Search code examples
rstringsubstringquotations

R - return string within first set of quotation marks


SO I have a dataframe made up of thousands of records that I have imported from .csv. One variable within the dataframe is a free text field dervied from a lexicon. The rows of data are in the below format.

Please note that the below are not vectors but rows of char data within a variable 'date' (they just happen to look exactly like a vector):

c("9th november 2018", "27th october 2018"),

c("three months", "6 months"),

c("24th december ", "2th january 2019", "25th january 2019")

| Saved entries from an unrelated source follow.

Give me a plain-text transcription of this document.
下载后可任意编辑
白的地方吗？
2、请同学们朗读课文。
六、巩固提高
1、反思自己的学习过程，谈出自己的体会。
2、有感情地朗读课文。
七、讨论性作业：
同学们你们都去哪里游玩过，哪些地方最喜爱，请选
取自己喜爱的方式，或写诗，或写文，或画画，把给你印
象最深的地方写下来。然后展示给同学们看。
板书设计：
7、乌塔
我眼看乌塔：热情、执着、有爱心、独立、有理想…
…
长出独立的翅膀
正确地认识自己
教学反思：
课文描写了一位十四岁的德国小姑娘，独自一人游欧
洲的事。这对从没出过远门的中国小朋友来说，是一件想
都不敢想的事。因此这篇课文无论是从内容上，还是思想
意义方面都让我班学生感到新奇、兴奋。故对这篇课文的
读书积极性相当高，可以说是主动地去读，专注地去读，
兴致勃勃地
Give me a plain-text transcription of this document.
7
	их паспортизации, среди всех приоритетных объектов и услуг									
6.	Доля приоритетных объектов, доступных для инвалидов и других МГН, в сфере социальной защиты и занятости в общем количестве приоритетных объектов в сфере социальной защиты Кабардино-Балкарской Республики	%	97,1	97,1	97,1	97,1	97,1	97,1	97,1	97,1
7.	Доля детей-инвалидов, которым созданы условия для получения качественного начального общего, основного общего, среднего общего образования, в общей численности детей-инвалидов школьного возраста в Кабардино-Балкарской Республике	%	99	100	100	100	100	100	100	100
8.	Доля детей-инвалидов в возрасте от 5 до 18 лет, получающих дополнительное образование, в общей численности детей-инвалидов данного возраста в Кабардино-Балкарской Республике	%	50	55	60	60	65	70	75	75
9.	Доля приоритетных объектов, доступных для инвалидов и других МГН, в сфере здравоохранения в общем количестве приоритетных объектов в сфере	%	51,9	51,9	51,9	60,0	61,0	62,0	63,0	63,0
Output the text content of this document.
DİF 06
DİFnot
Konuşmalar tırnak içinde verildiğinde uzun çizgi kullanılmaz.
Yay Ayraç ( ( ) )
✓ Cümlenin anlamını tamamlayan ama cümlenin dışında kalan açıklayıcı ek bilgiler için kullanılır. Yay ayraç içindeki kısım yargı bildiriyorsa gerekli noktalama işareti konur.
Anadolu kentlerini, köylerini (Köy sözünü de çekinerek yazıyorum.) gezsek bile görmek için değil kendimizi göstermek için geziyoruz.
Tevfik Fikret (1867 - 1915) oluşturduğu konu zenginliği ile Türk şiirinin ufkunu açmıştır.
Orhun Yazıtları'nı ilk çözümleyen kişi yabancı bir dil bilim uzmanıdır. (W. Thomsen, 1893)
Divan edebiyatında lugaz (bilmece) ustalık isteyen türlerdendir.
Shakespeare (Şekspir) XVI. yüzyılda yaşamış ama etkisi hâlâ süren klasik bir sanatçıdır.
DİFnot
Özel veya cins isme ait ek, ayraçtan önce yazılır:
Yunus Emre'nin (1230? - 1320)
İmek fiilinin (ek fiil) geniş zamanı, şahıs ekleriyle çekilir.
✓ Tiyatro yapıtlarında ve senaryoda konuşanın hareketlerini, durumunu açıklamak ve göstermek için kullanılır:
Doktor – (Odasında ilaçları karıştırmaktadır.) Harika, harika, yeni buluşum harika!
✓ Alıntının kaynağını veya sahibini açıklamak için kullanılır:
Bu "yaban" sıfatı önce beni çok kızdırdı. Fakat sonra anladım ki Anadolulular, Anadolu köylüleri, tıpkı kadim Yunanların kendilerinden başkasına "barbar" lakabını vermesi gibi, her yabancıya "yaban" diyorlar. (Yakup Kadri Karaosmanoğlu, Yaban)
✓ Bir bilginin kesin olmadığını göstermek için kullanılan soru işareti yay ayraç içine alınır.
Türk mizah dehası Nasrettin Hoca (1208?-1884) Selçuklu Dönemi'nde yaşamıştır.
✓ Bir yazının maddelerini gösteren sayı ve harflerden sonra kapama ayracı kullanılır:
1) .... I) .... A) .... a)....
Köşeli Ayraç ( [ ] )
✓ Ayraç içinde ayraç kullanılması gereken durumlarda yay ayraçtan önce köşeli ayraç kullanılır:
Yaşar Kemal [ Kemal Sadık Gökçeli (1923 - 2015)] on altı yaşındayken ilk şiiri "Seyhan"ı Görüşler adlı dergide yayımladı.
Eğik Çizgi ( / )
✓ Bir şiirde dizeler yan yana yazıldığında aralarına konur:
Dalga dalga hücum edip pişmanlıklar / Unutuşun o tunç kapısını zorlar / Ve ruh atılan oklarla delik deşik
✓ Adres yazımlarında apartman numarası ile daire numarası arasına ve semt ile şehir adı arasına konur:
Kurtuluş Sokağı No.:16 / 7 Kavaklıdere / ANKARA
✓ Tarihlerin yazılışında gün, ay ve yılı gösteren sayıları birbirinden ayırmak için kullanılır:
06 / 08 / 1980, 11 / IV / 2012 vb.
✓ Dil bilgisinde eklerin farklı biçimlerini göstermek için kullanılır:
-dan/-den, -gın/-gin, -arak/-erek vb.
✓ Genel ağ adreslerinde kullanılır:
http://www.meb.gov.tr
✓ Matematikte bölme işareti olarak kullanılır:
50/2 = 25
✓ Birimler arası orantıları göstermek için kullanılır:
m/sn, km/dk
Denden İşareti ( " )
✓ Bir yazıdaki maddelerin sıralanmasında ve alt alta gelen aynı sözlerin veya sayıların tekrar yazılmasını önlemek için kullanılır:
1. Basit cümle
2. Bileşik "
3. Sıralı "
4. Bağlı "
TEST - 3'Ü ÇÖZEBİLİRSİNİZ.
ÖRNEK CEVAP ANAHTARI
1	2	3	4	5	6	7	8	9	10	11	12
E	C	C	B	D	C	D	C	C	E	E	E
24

essentially all that I am interested in doing is taking the string from the first set of quotation marks and removing the rest, so:

c("9th november 2018", "27th october 2018") 
9th november 2018

I am using the following code but it is taking the string from the last set of quotation marks:

LexiDate3$finaldat3 <- sub('.*,"*(.*?) *" *', '\\1', LexiDate3$Date_new)

which returns:

27th october 2018")

Not ideal and for the life of me cant figure this one out. Any help would be greatly appreciated guys.

Thanks.


Solution

  • How does this look? Note the quotes around the output are put there by the print method and not embedded in the string.

    library(stringr)
    test <- 'c("9th november 2018", "27th october 2018"),'
    str_extract(test,'(?<=")(.*?)(?=")')
    #> [1] "9th november 2018"
    Created on 2019-02-21 by the reprex package (v0.2.1)